Did you know...Attending to Pressing MattersAugust 7, 2012
The debate about "ironing" versus "pressing" has waned in recent years as quilters finally realize that piecing quilts requires a different skill set apart from the laundry room. For years we were used to getting the wrinkles out of our cotton shirts with lots of heat, a water sprinkler, and brute force. Sometimes we were successful, other times not so much, depending on how long we let the shirt sit in the dryer!
We tended to carry that same philosophy into our quilting studios, attempting to tame the cotton fabric into submission with high heat and pressure as we scrubbed the iron back and forth across our fabric. And we wondered why our borders were wonky and our blocks were distorted! With experience we learned that quilting really requires "pressing"--lifting the iron and placing it down on top of the fabric without scooting it around like a two-step dancer. This approach still helped us set our seams without warping them in the process.
However, as we got more sophisticated, we learned that we should press the seams to the dark fabric so they wouldn't shadow through the quilt top. The added benefit was that our patches nestled well together when we butted the patchwork sections together. With more sophistication comes more complication. Now with bulky seams causing us troubles, we choose to press some of the seams open.
This practice certainly helps a quilt top lay flat, and can minimize the lumps in 8-pointed stars and stack-n-whack quilts. But it can make quilting "in the ditch" precarious at best because the "ditch" no longer exists when seams are pressed open. If you choose to use this technique for your piecing, set your piecing stitch length shorter (closer together) so the fabric pieces will not gap and open up under tension or stress. Instead of quilting designs that require "stitching in the ditch' look for designs that will cross over the seams rather than sit next to them. A subtle zig- zag motion across the seam can add a creative element and secure each side of the seam more thoroughly.
When possible, construct the backing such that the seams run parallel to the rollers (horizontally). This prevents the seam from building up on your backing roller on the seam, creating a ridge and sags in the back. If you must load the quilt with a vertical seam, press it open to reduce the bulk. Then be sure to use your hands to "squeeze" the seam tighter on to the roller, compressing it as much as possible to simulate one layer of fabric.

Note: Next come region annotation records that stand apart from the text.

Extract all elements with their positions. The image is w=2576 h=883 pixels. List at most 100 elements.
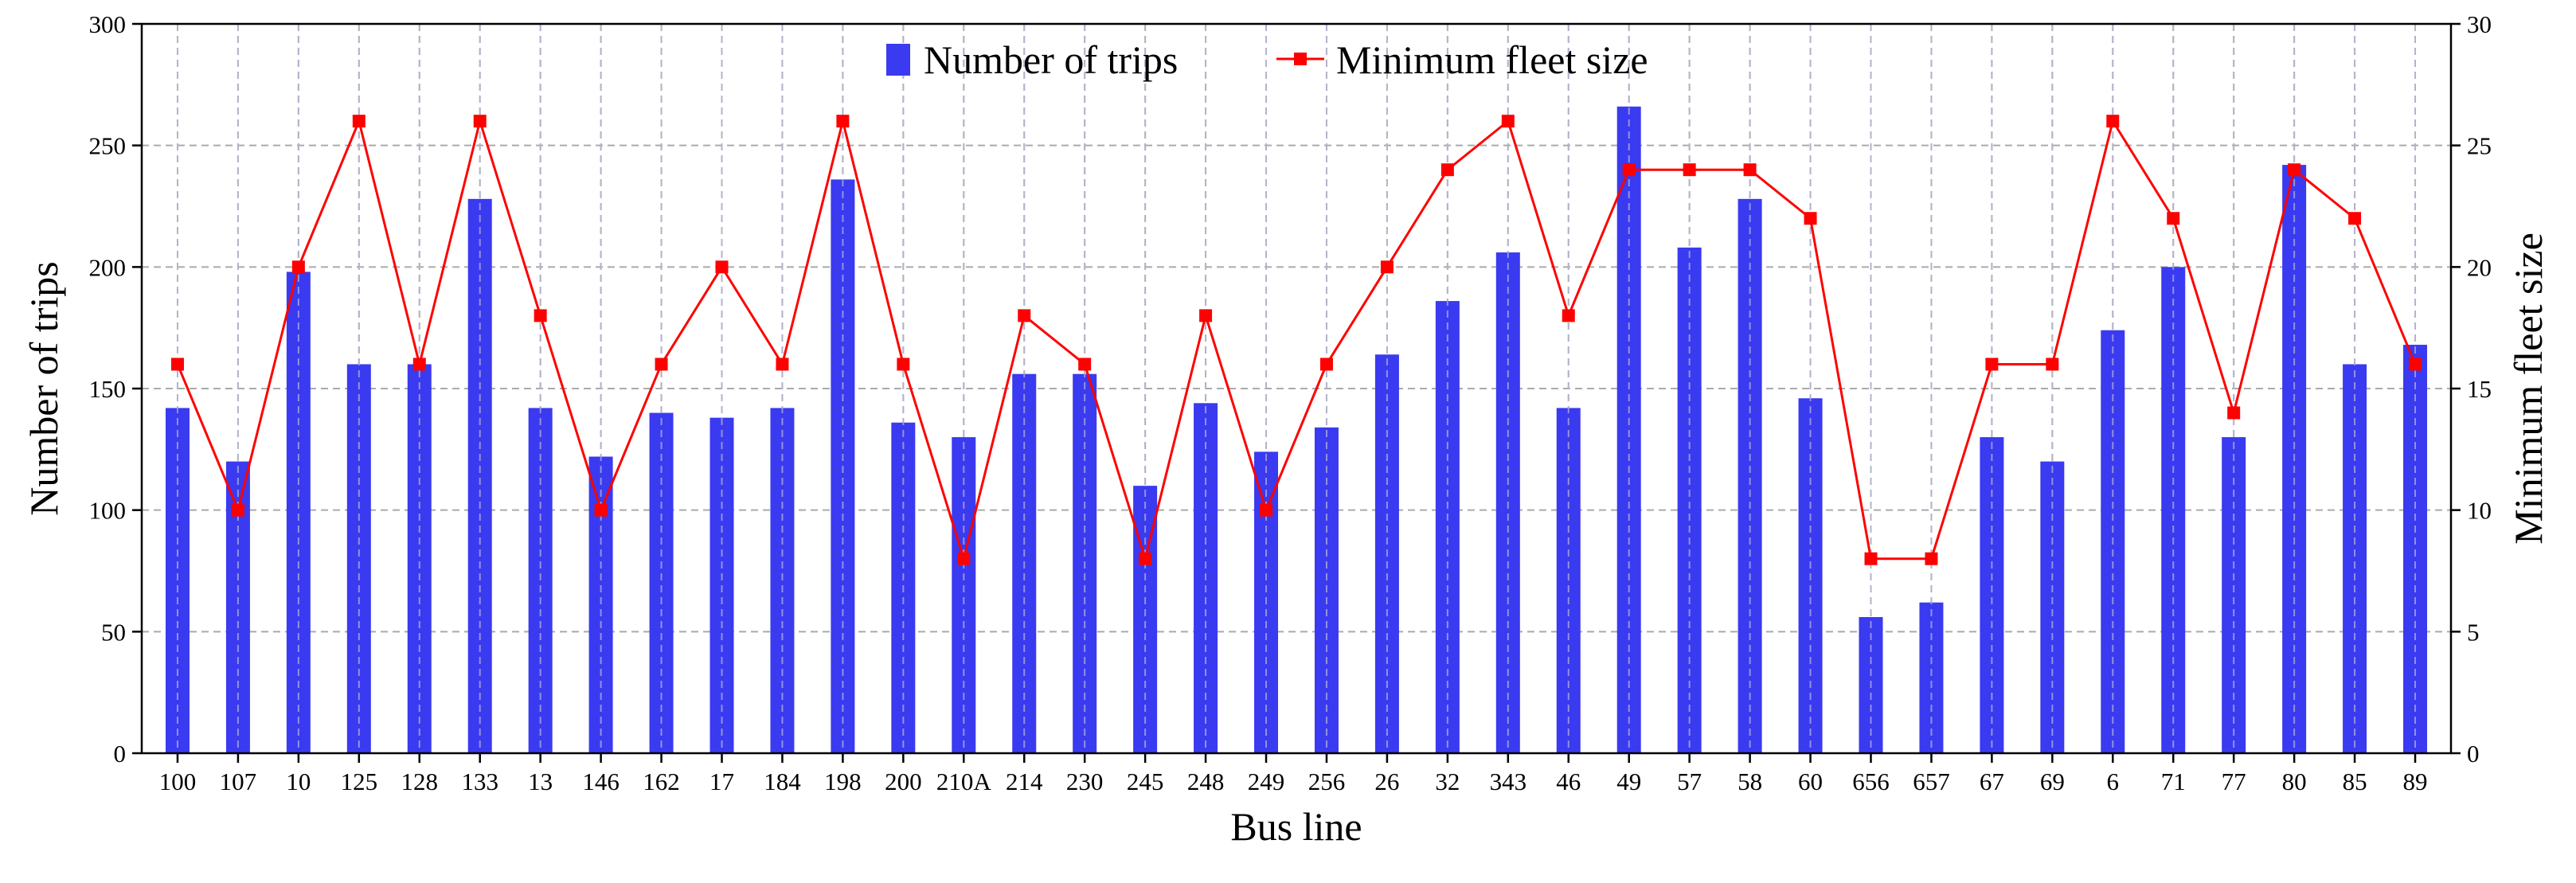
y2-tick-label: 30 (2467, 10, 2492, 38)
x-tick-label: 49 (1616, 768, 1641, 795)
x-tick-label: 162 (643, 768, 680, 795)
fleet-point (594, 503, 608, 517)
x-tick-label: 85 (2343, 768, 2367, 795)
fleet-point (534, 309, 547, 322)
x-tick-label: 214 (1006, 768, 1043, 795)
x-tick-label: 57 (1677, 768, 1702, 795)
x-tick-label: 26 (1374, 768, 1399, 795)
bar (2403, 345, 2428, 753)
y-tick-label: 300 (89, 10, 127, 38)
x-tick-label: 32 (1435, 768, 1460, 795)
fleet-point (1199, 309, 1213, 322)
y-tick-label: 100 (89, 497, 127, 525)
x-tick-label: 13 (528, 768, 553, 795)
fleet-point (957, 552, 971, 565)
x-tick-label: 245 (1127, 768, 1164, 795)
fleet-point (473, 115, 487, 128)
fleet-point (2348, 212, 2362, 225)
fleet-point (1985, 357, 1999, 371)
fleet-point (352, 115, 365, 128)
y2-axis-title: Minimum fleet size (2506, 232, 2551, 545)
legend-line-marker (1294, 53, 1307, 65)
fleet-point (1078, 357, 1092, 371)
x-tick-label: 657 (1913, 768, 1950, 795)
bar (2040, 461, 2065, 753)
bar (407, 364, 432, 753)
y2-tick-label: 15 (2467, 375, 2492, 403)
x-tick-label: 256 (1308, 768, 1346, 795)
fleet-point (1139, 552, 1152, 565)
fleet-point (776, 357, 789, 371)
x-tick-label: 80 (2282, 768, 2307, 795)
legend-label-fleet: Minimum fleet size (1336, 37, 1648, 82)
x-tick-label: 100 (159, 768, 197, 795)
x-tick-label: 6 (2107, 768, 2120, 795)
x-tick-label: 67 (1980, 768, 2004, 795)
x-tick-label: 89 (2403, 768, 2428, 795)
y-tick-label: 250 (89, 132, 127, 160)
fleet-point (715, 260, 729, 274)
fleet-point (2167, 212, 2180, 225)
x-tick-label: 343 (1490, 768, 1527, 795)
fleet-point (2046, 357, 2059, 371)
x-tick-label: 198 (824, 768, 862, 795)
y2-tick-label: 20 (2467, 253, 2492, 281)
bar (2343, 364, 2367, 753)
bar (346, 364, 371, 753)
x-axis-title: Bus line (1230, 804, 1362, 849)
fleet-point (1440, 163, 1454, 177)
x-tick-label: 107 (220, 768, 257, 795)
fleet-point (2409, 357, 2422, 371)
fleet-point (1018, 309, 1031, 322)
fleet-point (1622, 163, 1636, 177)
y2-tick-label: 5 (2467, 618, 2480, 646)
y2-tick-label: 0 (2467, 740, 2480, 768)
x-tick-label: 60 (1798, 768, 1823, 795)
fleet-point (1683, 163, 1696, 177)
x-tick-label: 133 (461, 768, 498, 795)
legend-bar-swatch (886, 44, 910, 76)
fleet-point (291, 260, 305, 274)
x-tick-label: 248 (1187, 768, 1225, 795)
fleet-point (1501, 115, 1515, 128)
y-tick-label: 0 (114, 740, 127, 768)
legend-label-trips: Number of trips (924, 37, 1178, 82)
fleet-point (2288, 163, 2301, 177)
x-tick-label: 146 (582, 768, 620, 795)
x-tick-label: 77 (2222, 768, 2246, 795)
y-tick-label: 50 (101, 618, 126, 646)
fleet-point (2106, 115, 2120, 128)
fleet-point (655, 357, 668, 371)
fleet-point (836, 115, 850, 128)
x-tick-label: 210A (936, 768, 992, 795)
x-tick-label: 200 (885, 768, 922, 795)
fleet-point (897, 357, 910, 371)
fleet-point (1562, 309, 1575, 322)
x-tick-label: 125 (341, 768, 378, 795)
fleet-point (1804, 212, 1817, 225)
fleet-point (412, 357, 426, 371)
x-tick-label: 656 (1852, 768, 1890, 795)
fleet-point (231, 503, 244, 517)
fleet-point (1319, 357, 1333, 371)
line-layer (170, 115, 2422, 565)
x-tick-label: 10 (286, 768, 311, 795)
x-tick-label: 17 (709, 768, 734, 795)
fleet-line (176, 116, 2417, 564)
y-tick-label: 150 (89, 375, 127, 403)
fleet-point (170, 357, 184, 371)
x-tick-label: 71 (2161, 768, 2186, 795)
x-tick-label: 58 (1738, 768, 1762, 795)
fleet-point (1380, 260, 1394, 274)
x-tick-label: 184 (764, 768, 801, 795)
fleet-point (1925, 552, 1938, 565)
axis-layer: 0 50 100 150 200 250 300 0 5 10 15 20 25 30 100 107 10 12… (89, 10, 2492, 795)
x-tick-label: 230 (1066, 768, 1104, 795)
x-tick-label: 249 (1248, 768, 1285, 795)
legend: Number of trips Minimum fleet size (886, 37, 1648, 82)
y-axis-title: Number of trips (21, 261, 66, 515)
x-tick-label: 128 (401, 768, 439, 795)
fleet-point (2227, 406, 2241, 420)
y-tick-label: 200 (89, 253, 127, 281)
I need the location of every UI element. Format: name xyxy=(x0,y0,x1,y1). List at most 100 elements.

Whether or not to use steam and/or spray starch is still up for debate in quilting circles. Advocates of steam say it helps re-block and "set" warped or distorted fabric and the spray starch stabilizes the fabric. Opponents cite stretching and distortion as the direct result of USING steam. But what is really boils down to is whether you are a "presser" or an "ironer"-- ironers will distort the fabric, steam or not.Whatever you do, be sure to protect your fingers from the hot tip of the iron and scalding steam vents. Special pressing gloves and finger cots are available in quilt shops to reduce injury from pressing. Take your time and carefully press your blocks, and you'll be happy with the results.